According to local real estate company Midland Realty, all property transactions last month, including those for apartments, offices and car parks, stood at 3,024 – 23.5 per cent down from November and the lowest figure for December in 28 years.

Hong Kong office sales in December worst since 2008

The numbers for December also represent the lowest monthly transaction volume since March last year, but the bad news does not end here. “Buyers are pondering and trying to figure out where the market is going,” said Ricacrop’s Chan. “Given the macro uncertainties from the US-China trade war, and possibly more US rate hikes during the first half, they won’t move [in the property market] in a hurry.”

Ricacorp said it expected that 50,000 residential units will be sold in 2019, a decline of about 10 per cent from last year, while only 15,800 new flats are expected to be snapped up, which represents a decline of 5 per cent.

At the same time, however, the number of ready-to-sell homes is set to increase in the primary market. About 17,000 units will be ready for sale in the New Territories, adding pressure on sales prices.

Mainland China developer China Overseas Land and Investment is expected to be the first mover. It unveiled a sales brochure for its 1,620-unit The Regent property on Friday, and is expected to release the prices for a first batch of apartments this week.

“Ahead of the proposed vacancy tax, and amid a gloomy market, developers have sped up sales, particularly of properties that are complete,” said Jeffrey Mak, property analyst at CGS-CIMB Securities. “Prices will be slashed further when more units are offered, particularly in areas where a flood of units is expected.”

Buyers are pondering and trying to figure out where the market is going
Derek Chan, head of research, Ricacrop Properties

Tai Po, for instance, could be the next battleground for developers looking to attract buyers.
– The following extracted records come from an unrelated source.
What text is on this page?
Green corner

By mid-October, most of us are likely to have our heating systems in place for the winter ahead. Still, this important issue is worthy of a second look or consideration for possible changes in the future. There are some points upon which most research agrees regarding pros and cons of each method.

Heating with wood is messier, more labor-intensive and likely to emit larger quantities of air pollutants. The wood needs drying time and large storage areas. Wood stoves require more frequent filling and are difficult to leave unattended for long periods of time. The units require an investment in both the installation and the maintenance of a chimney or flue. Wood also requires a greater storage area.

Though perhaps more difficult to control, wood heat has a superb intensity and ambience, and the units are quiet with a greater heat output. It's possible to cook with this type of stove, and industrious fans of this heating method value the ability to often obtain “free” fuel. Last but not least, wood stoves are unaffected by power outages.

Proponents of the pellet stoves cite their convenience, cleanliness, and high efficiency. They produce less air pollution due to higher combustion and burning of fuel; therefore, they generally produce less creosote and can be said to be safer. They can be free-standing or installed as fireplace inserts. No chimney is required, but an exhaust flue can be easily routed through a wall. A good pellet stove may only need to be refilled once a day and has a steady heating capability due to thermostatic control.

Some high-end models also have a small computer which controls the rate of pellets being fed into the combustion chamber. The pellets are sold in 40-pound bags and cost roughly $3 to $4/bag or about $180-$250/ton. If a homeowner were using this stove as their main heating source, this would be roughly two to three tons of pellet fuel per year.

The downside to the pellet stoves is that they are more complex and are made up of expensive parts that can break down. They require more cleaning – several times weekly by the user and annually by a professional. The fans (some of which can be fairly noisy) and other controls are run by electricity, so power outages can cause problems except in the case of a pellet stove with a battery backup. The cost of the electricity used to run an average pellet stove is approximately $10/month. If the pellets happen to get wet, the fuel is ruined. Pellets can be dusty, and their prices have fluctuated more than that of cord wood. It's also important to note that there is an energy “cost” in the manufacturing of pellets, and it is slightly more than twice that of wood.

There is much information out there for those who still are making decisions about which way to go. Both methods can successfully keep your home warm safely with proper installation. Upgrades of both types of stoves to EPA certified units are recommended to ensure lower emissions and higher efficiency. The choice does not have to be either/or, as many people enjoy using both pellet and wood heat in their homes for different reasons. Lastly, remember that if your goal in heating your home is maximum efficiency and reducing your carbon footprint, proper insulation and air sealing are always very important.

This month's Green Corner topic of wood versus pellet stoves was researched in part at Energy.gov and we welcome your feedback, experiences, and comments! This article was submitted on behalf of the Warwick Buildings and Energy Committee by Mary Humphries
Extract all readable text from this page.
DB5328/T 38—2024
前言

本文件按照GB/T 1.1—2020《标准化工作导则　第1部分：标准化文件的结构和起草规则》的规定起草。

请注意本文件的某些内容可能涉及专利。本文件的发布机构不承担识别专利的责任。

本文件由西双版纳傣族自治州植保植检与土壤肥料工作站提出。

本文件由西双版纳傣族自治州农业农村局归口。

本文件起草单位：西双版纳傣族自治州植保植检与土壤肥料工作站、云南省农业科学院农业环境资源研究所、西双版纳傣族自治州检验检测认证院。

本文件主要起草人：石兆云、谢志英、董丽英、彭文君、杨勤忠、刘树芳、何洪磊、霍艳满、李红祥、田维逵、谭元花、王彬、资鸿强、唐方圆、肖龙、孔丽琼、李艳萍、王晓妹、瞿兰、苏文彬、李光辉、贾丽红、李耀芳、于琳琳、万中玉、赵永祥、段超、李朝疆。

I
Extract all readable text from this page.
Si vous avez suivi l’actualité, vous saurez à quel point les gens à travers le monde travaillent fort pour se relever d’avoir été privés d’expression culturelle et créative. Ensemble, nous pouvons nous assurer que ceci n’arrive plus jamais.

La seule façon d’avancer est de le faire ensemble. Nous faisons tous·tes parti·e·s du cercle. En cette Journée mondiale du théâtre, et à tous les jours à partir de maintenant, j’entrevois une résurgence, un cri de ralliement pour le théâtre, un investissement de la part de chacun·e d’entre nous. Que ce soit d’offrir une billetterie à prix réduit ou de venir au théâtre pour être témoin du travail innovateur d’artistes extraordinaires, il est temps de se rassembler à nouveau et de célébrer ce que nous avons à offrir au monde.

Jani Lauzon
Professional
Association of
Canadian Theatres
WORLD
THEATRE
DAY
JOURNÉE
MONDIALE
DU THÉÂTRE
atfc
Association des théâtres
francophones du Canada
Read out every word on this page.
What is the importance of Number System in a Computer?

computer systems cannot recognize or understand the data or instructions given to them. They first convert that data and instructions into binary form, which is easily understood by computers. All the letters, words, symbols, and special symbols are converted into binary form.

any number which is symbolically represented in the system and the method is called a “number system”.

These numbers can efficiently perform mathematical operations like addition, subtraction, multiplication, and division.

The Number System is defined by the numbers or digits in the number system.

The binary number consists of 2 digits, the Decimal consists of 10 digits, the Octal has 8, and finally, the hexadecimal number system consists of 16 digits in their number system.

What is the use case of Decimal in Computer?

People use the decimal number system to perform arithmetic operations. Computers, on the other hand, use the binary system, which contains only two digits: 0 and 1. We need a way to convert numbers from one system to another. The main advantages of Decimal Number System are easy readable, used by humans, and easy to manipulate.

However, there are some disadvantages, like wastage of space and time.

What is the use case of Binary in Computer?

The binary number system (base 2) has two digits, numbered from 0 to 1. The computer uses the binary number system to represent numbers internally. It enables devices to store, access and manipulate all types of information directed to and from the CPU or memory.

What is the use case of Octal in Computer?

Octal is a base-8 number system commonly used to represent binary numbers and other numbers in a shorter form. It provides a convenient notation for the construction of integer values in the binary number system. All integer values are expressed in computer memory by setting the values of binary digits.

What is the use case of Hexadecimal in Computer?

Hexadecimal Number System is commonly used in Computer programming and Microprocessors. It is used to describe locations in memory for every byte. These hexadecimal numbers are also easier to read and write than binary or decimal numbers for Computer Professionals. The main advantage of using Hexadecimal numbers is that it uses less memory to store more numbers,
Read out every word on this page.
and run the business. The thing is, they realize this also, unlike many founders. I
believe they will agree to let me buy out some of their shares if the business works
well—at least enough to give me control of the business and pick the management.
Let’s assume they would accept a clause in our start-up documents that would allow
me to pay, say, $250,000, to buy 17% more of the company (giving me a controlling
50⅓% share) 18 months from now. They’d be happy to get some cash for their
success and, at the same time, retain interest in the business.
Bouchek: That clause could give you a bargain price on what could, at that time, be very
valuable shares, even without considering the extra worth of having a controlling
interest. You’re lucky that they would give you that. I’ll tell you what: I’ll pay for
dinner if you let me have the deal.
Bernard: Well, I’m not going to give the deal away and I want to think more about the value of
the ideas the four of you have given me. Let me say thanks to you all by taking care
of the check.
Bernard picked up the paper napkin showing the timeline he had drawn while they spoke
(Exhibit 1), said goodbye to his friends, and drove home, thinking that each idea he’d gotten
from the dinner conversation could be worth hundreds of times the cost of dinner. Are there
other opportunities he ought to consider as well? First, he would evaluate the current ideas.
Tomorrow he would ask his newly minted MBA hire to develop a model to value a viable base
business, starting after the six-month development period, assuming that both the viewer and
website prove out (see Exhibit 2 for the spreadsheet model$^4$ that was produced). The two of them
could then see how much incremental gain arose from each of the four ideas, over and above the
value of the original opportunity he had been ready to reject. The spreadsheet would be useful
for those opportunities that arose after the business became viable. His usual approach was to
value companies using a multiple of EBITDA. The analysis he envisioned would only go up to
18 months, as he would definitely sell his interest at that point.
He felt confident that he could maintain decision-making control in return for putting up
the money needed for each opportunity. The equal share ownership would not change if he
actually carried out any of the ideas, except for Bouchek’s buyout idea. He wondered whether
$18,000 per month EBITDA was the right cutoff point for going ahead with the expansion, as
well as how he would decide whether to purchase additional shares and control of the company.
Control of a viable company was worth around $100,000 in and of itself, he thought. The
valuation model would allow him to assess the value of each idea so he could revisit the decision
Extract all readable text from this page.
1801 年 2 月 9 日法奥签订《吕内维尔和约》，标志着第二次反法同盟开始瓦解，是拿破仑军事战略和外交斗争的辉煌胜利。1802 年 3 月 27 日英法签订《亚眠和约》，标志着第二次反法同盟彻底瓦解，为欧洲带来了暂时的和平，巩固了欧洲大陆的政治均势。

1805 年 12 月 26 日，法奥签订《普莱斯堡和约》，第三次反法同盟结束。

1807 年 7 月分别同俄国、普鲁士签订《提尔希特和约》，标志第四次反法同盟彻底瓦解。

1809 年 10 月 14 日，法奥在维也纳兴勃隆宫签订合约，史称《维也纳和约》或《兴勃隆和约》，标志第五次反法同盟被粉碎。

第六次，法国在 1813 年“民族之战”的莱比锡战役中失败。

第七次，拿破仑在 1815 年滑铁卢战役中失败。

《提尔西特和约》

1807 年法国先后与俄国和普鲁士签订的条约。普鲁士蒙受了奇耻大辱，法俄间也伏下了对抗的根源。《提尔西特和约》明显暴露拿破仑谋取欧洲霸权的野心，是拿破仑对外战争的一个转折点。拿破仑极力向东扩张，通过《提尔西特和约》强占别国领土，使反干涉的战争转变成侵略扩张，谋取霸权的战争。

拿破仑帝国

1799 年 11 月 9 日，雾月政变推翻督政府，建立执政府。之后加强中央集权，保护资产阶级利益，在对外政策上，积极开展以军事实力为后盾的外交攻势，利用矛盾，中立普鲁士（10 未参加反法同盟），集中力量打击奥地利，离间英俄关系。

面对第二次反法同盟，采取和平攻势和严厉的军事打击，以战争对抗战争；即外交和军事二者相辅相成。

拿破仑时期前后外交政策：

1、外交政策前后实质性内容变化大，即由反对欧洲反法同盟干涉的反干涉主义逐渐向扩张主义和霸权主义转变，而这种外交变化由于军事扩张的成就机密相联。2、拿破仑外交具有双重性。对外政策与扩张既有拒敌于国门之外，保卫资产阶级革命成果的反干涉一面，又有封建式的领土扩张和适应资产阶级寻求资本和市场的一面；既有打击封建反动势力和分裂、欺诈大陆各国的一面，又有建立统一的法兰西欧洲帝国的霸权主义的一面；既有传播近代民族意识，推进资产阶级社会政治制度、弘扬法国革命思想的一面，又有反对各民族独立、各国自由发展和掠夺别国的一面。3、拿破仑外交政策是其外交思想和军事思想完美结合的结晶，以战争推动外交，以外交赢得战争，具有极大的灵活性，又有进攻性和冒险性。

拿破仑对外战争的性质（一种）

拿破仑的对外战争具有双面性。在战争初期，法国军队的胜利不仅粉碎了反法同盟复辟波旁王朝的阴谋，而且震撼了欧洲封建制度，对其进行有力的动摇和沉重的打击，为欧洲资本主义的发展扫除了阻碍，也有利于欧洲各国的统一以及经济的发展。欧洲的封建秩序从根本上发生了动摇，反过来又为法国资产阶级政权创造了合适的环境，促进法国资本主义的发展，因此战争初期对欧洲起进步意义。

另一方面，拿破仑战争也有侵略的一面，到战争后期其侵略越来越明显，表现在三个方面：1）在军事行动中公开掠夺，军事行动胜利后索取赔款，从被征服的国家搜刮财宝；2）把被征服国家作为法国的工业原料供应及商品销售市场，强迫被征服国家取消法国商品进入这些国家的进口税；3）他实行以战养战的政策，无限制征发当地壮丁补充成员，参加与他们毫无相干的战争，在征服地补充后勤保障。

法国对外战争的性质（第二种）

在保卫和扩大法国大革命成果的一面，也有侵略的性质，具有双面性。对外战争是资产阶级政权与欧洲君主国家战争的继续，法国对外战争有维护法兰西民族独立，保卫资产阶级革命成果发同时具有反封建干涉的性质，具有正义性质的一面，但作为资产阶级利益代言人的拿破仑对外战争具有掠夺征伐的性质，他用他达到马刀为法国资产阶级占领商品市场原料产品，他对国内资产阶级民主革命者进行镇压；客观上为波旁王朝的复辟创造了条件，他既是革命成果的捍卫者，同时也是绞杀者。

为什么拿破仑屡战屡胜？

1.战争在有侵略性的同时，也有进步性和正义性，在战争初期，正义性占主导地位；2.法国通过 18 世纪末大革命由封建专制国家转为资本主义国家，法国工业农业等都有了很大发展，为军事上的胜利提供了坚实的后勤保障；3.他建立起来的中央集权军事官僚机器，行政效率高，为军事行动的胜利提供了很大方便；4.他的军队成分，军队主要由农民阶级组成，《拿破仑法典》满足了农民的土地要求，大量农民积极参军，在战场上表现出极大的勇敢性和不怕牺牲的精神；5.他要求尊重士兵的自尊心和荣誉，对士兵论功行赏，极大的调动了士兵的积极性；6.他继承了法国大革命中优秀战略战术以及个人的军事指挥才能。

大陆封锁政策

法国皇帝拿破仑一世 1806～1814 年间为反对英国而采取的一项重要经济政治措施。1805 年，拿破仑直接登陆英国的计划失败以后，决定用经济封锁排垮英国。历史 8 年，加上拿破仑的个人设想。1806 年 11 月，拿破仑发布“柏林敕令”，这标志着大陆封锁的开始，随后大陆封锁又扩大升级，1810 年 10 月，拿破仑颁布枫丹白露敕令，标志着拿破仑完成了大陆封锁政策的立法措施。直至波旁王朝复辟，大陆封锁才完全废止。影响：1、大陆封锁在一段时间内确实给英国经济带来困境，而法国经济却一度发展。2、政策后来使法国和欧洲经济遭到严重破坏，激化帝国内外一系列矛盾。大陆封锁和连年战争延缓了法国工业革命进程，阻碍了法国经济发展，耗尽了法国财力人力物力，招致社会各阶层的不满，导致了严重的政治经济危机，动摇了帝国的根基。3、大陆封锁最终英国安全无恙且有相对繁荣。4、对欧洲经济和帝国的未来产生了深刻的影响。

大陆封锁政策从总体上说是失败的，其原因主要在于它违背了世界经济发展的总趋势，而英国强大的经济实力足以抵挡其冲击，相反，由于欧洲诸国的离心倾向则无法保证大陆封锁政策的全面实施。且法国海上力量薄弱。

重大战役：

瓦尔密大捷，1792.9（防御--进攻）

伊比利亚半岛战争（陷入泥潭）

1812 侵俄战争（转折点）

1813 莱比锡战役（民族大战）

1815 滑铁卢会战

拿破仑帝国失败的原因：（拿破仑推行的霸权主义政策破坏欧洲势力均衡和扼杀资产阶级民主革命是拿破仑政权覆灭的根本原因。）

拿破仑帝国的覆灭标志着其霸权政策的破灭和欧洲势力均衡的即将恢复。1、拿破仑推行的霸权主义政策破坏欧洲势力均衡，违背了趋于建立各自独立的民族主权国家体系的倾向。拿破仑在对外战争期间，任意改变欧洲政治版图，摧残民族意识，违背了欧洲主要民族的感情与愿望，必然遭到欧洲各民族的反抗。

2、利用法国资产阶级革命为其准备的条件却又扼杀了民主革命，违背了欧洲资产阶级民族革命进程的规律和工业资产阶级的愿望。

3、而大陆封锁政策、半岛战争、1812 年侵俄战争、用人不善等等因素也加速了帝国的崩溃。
The Central Horizon development by Billion Development and Project Management has been granted a presale permit and will offer 1,408 units in the area. Great Eagle Holdings and Sino Land will offer 723 units at Ontolo and 528 units at Mayfair by the Sea 8, respectively, once they receive their presale permits.

CGS-CIMB Securities’ Mak said he expected the units to be priced at about HK$15,000 per square foot. “In good times, they could fetch HK$18,000,” he added, which translates into a 16.7 per cent price cut.

A number of reports have forecast further falls – up to 25 per cent- in home prices as the US-China trade war, a volatile stock market and rising interest rates keep buyers away.

“The primary market’s price correction will be gradual. In 2019, what we see first will be a drop in transaction volumes,” said Stephanie Lau, vice-president and senior analyst at Moody’s.

Hong Kong’s property bull run came to an end in August. Home prices have since dropped by 7.2 per cent after peaking in July, following a 28-month surge that started in April 2016.

Last month, properties of all kinds recorded steep drops. At 397, new private unit sales in December amounted to just more than half of the 729 sales recorded in November. The sales of industrial units also recorded a 31 per cent month-on-month decline in December, while retail shop transactions dropped by 34.7 per cent.

Even luxury home at Asia’s priciest address is not immune to price slump

December was also the first month on record with no transactions at 47 prime office buildings, including Shun Tak Centre in Sheung Wan, Far East Financial Centre in Admiralty and King's Wing Plaza in Sha Tin. These properties recorded the most number of transactions last year, according to Midland.